War crimes trials are, above all and always, for educational purposes. This one was for the world to see and experience and recoil from the catalogue of Hussein's crimes, and to demonstrate the justice of a war that stripped this man and his gang of their monstrous and murderous power.

It has not worked out that way. Instead of Hussein's crimes being on trial, he has succeeded in putting the new regime on trial. The lead story of every court session has been his demeanor, his defiance, his imperiousness. The evidence brought against him by his hapless victims -- testimony mangled in translation and electronic voice alteration -- made the back pages at best.

"This has become a platform for Saddam to show himself as a caged lion when really he was a mouse in a hole," said Vice President Ghazi Yawar. "I don't know who is the genius who is producing this farce. It's a political process. It's a comedy show."

There hasn't been such judicial incompetence since Judge Ito and the O.J. trial. We can excuse the Iraqis, who are new to all this and justifiably terrified of retribution. But there is no excusing the Bush administration, which had Hussein in custody for two years and had even longer to think about putting on a trial that would not become a star turn for a defeated enemy.

Why have we given him control of the stage? We all remember the picture of him pulled out of his spider hole. That should be the Saddam Hussein we put on trial. Instead, with every appearance, he dresses more regally, emerging from cowering captive to ordinary prisoner to dictator on temporary leave. Now he carries on as legitimate and imperious head of state. He plays the benign father of his country, calling the judge "son," then threatens the judge's life. Hussein shouts, defies, brandishes a Koran. The judge keeps telling him he's out of order. He disobeys with impunity, the guards not daring to intervene.

What kind of message does that send to Iraqis who have been endlessly told that Hussein and his regime were finished? "The performance has heartened his followers," writes The Post's Doug Struck from Baghdad. "In Tikrit . . . a large crowd of demonstrators chanted their loyalty on Tuesday. Several marchers said they were emboldened by his courtroom bravado."

This is absurd. If anything, Hussein should be brought in wearing prison garb, perhaps in shackles, just for effect. And why was he given control of the script? He shouts, interrupts and does his Mussolini histrionics unmolested. Instead of the press being behind a glass wall, it is Hussein who should be. Better still, placed in a glass booth, like Eichmann, like some isolated specimen of deranged humanity, symbolically and physically cut off from the world of normal human values.

Instead, he struts. And we are witness to a political test of wills between the new Iraq represented by an as-yet incompetent judicial system and the would-be tyrant-for-life defiantly raising once again the banner of Baathism, on a worldwide stage afforded him by us .

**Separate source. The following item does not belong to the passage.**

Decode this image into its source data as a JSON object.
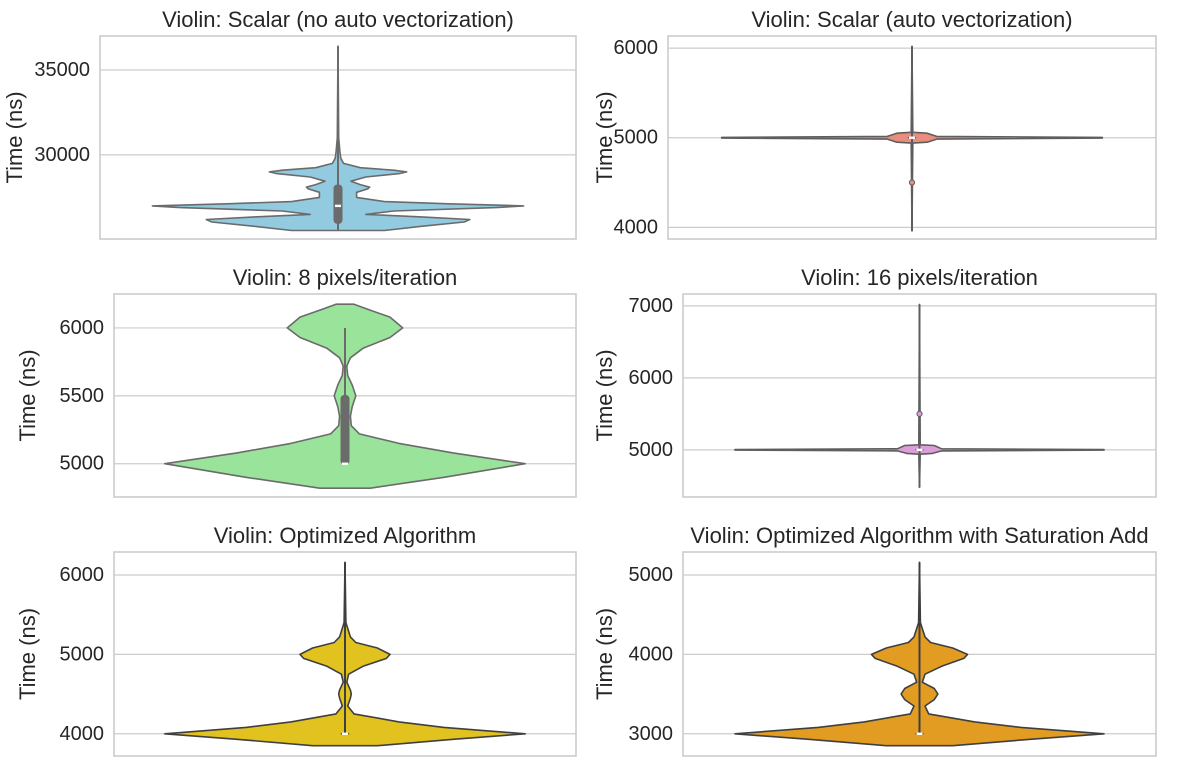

Until now the Baathists who constitute the bulk of this Sunni insurgency had no symbolic presence, no political platform, no visible leadership. We have now given that to them, gratis.

Both President Bush and his opponents in Congress are incessantly talking about "benchmarks" to guide any U.S. withdrawals from Iraq. But there is one benchmark that is always left unspoken: We cannot leave until Saddam Hussein is dead, executed for his crimes. No one will say it, but everyone knows it. As long as he is alive and well-dressed, every Iraqi will have to wonder what will happen to him and his family if Hussein returns. Only Hussein's death will assure them that he will not return.

Which is why the lateness of this trial is such a tragedy. And why its bungling is such a danger. Our only hope, as always with Hussein, is that he destroys himself with his arrogance and stupidity. He has stupidly walked out of his own trial. This is our opportunity. He should not be allowed back, certainly not without a glass booth. Only Saddam Hussein can save us from our own incompetence. We should let him.